Things haven’t gone well since – Superdry recorded three years of losses on declining revenues. Last month it reported a 21% drop in sales for the year to April 30 of £ 556.1million, but pre-tax losses were reduced to £ 36.7million from £ 167million of pounds sterling a year earlier.
Revenue increased in the last quarter and Dunkerton argued that the company was on the road to recovery and the brand was evolving. Although its share price has risen by around 23% so far this year, Superdry remains undervalued on many parameters compared to its peers and Dunkerton is clearly confident about its outlook. He just spent nearly £ 1million to buy shares, raising his stake in the company to 20.7%.
Kingfisher bosses seek to capitalize on DIY boom
Customers of the Kingfisher retail group have spent significantly more money since the start of the pandemic to repair their key assets in hopes of making them better and more valuable. The management of the company did the same.
Managing Director Thierry Garnier, who was appointed in March last year, began a reorganization of his business strategy in September, which took into account everything from sourcing and product sourcing to pricing. and marketing. It has sought to reduce costs by using space more efficiently, by testing more compact stores and by, for example, introducing self-service payment terminals.
In the UK and Ireland, where the company generates more than half of its turnover, it has been helped by a booming home improvement market. The repair, maintenance and improvement industry is expected to grow 14.3% this year, according to the Construction Product Association’s fall forecast. Kingfisher outperformed, however, with sales in the UK and Ireland up around 30 percent and retail margins up 1.3 percent to 16.2 percent. In France, where it operates under the Castorama and Brico Dépôt brands, its sales increased by 20% and its retail profit margin widened to 5.3%.

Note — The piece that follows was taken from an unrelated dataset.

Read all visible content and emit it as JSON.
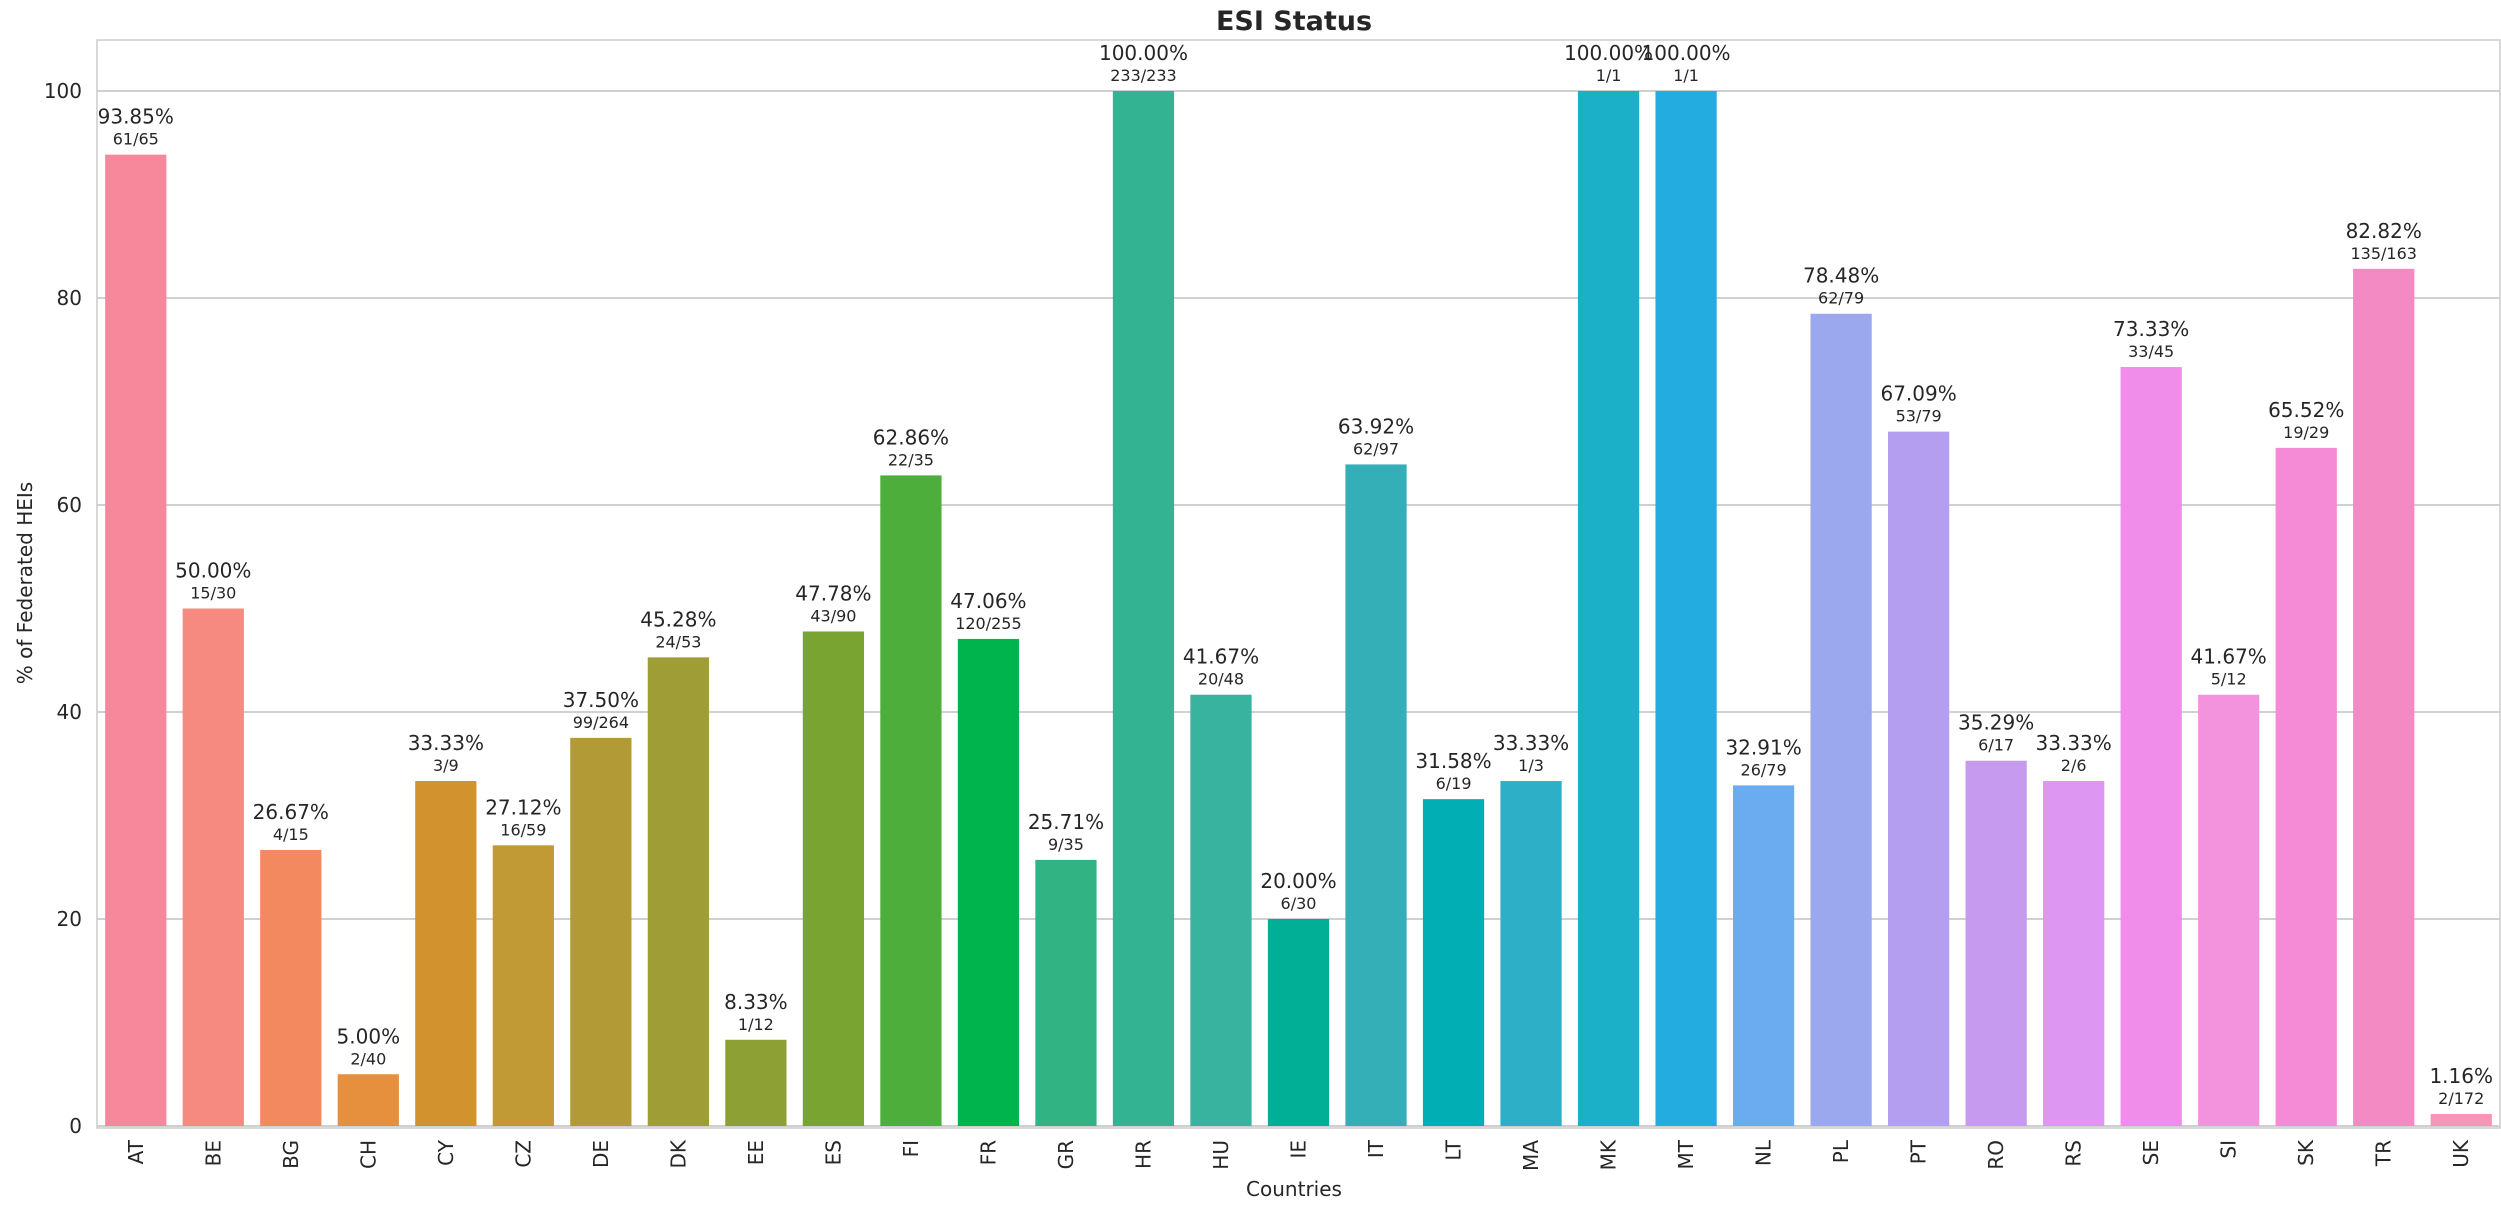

The company expects to make an adjusted full-year profit of between £ 910 million and £ 950million (2020: £ 786million) and expects up to £ 200million in buybacks. Garnier and new CFO Bernard Bot have shown their confidence by buying £ 130,960 and £ 98,220 respectively of shares. At the end of last week, 1.8 percent of its shares were on loan to two short sellers. However, one of them – the European arm of hedge fund manager Citadel – appears to have unwound its position, meaning that figure has fallen to 1.3%. Kingfisher’s share price has risen 25% since the start of the year.